Matthew Tannin, the bank's then asset manager, and Ralph Cioffi, who was directly responsible for the funds, are both accused of misleading investors and overstating the value of investments within the funds. They could be the first high-profile bankers prosecuted in relation to the subprime crisis.
Bear Stearns injected $1.6 billion of capital into the High Grade Strategy and Enhanced High Grade funds in June 2007, subsequently abandoning hope for their revival. Both men have reportedly told friends that they failed to realise the true state of the doomed investments within the funds, but were coping with the general downturn in debt markets. Cioffi moved $2 million of his own money out of one of the funds in March 2007.

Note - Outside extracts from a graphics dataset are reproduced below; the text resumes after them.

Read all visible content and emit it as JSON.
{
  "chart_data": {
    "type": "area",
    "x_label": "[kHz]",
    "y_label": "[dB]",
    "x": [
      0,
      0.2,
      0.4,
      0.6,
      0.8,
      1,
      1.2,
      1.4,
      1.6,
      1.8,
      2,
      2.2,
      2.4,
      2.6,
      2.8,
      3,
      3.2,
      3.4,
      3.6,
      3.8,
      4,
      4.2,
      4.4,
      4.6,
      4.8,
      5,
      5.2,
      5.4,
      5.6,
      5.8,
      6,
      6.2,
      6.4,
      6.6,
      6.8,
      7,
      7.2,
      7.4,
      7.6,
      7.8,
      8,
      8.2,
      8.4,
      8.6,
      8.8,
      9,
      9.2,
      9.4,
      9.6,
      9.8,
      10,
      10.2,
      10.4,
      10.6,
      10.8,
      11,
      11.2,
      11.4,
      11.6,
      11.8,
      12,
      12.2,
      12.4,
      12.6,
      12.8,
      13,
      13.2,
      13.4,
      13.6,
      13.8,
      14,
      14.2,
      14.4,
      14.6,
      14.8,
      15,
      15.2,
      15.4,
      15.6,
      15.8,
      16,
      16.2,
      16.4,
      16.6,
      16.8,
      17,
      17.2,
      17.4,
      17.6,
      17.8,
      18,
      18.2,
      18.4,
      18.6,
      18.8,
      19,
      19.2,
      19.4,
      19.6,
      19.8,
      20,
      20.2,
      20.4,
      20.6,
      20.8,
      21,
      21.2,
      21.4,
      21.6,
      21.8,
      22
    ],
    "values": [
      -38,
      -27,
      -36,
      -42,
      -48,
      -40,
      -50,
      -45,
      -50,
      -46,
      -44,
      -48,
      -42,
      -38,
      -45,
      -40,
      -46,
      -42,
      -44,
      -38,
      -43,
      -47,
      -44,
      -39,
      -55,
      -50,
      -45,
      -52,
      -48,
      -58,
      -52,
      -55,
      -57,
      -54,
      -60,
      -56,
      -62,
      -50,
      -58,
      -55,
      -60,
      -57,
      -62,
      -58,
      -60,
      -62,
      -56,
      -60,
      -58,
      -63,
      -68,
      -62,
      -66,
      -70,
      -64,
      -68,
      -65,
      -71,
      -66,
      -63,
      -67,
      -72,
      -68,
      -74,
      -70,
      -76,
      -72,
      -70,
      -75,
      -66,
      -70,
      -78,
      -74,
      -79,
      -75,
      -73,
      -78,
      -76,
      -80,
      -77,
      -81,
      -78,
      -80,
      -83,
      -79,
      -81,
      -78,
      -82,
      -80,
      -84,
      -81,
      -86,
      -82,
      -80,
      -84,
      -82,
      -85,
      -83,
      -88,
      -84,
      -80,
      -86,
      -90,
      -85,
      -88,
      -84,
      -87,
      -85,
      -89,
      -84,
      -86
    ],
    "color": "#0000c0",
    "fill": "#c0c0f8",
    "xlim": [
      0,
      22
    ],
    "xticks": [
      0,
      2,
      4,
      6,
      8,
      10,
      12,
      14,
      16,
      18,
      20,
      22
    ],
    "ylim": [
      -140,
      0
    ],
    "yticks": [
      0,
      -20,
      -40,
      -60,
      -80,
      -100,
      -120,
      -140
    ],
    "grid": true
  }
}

The investigation is at the centre of a number by US regulator the Securities and Exchange Commission. Department of Justice (DoJ) investigators are reportedly currently gathering information and interviewing key witnesses. When that process is complete, the US Attorney for New York's eastern district, Benton Campbell, will assess whether securities laws have been broken and if so whether to press charges.
The DoJ began investigating the two funds since last summer, studying the facts connected to the closure of the funds, and around then Bear Stearns chairman James Cayne's decision to wind them down.